Three men have been charged in connection with what prosecutors are calling one of the largest data breaches in US history, after they allegedly hacked multiple email servers in an ambitious spam campaign.
Two Vietnamese men living in the Netherlands – one of whom was subsequently extradited to the States – and one Canadian are accused of carrying out the largest ever breach of names and email addresses.
Between February 2009 and June 2012, 28-year-old Viet Quoc Nguyen is alleged to have hacked at least eight US-based email service providers and stolen “proprietary marketing data” including over one billion email addresses, according to a Department of Justice release.
Then, alongside 25-year-old Giang Hoang Vu, he’s said to have used the stolen addresses to spam tens of millions of users.
David-Manuel Santos Da Silva, 33, of Montreal, Canada, was indicted last week for striking an affiliate marketing deal with Nguyen by which the latter would receive a commission for every sale generated from traffic he funneled via spam links to Da Silva’s Marketbay.com site.
Between roughly May 2009 and October 2011 the two men made $2m from such activities, the DoJ claimed.
Vu was arrested by Dutch police in 2012, extradited to the States last year, and pleaded guilty to conspiracy to commit computer fraud in February.
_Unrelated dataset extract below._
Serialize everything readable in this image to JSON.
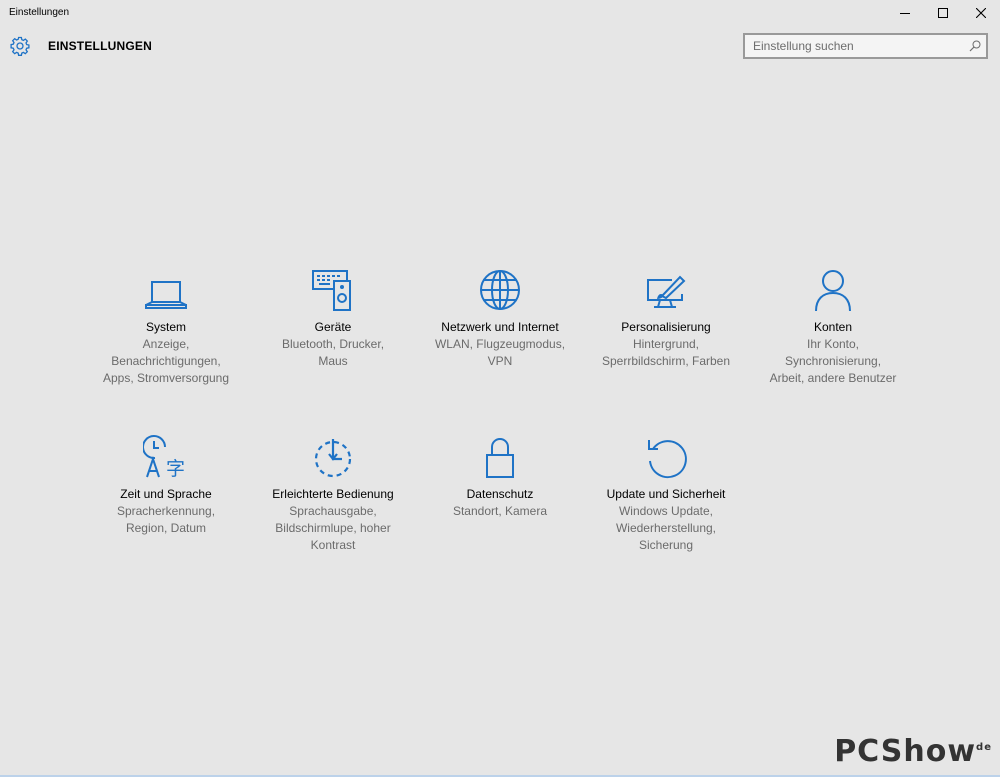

Da Silva was apparently arrested last month, while Nguyen is still at large.
“This case reflects the cutting-edge problems posed by today’s cybercrime cases, where the hackers didn’t target just a single company; they infiltrated most of the country’s email distribution firms,” said acting US attorney John Horn in a statement.
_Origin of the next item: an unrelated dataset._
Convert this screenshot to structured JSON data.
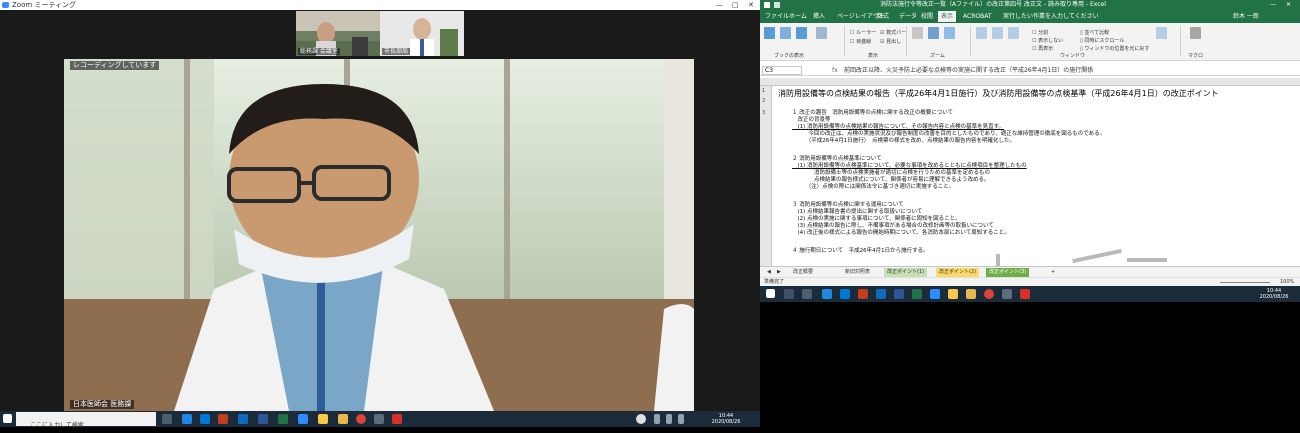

“And the scope of the intrusion is unnerving, in that the hackers didn’t stop after stealing the companies’ proprietary data – they then hijacked the companies’ own distribution platforms to send out bulk emails and reaped the profits from email traffic directed to specific websites.”
Imperva CTO Amichai Shulman argued that the arrests prove that investigators can co-ordinate international cyber crime cases effectively.
“It should bring up the question – why do we need to wait for a massive data breach to blow up in public in order for that to happen?” he told Infosecurity.
“My personal belief is that if enough resources are put up against small breaches as well as large breaches in what symbolizes a ‘zero tolerance’ policy against cyber violation we’d see the number of attacks decrease significantly over a short period of time.”
Eset security specialist Mark James claimed that one of the firms hacked was US email marketing giant Epsilon in 2011.
“Hopefully this will turn out to be a success and will go on to many more successful cases showing that the fight against cybercrime is not always a losing battle,” he added in emailed comment to Infosecurity.
“With over one billion email addresses stolen and making more than $2 million from this particular operation there was certainly some big fish involved.”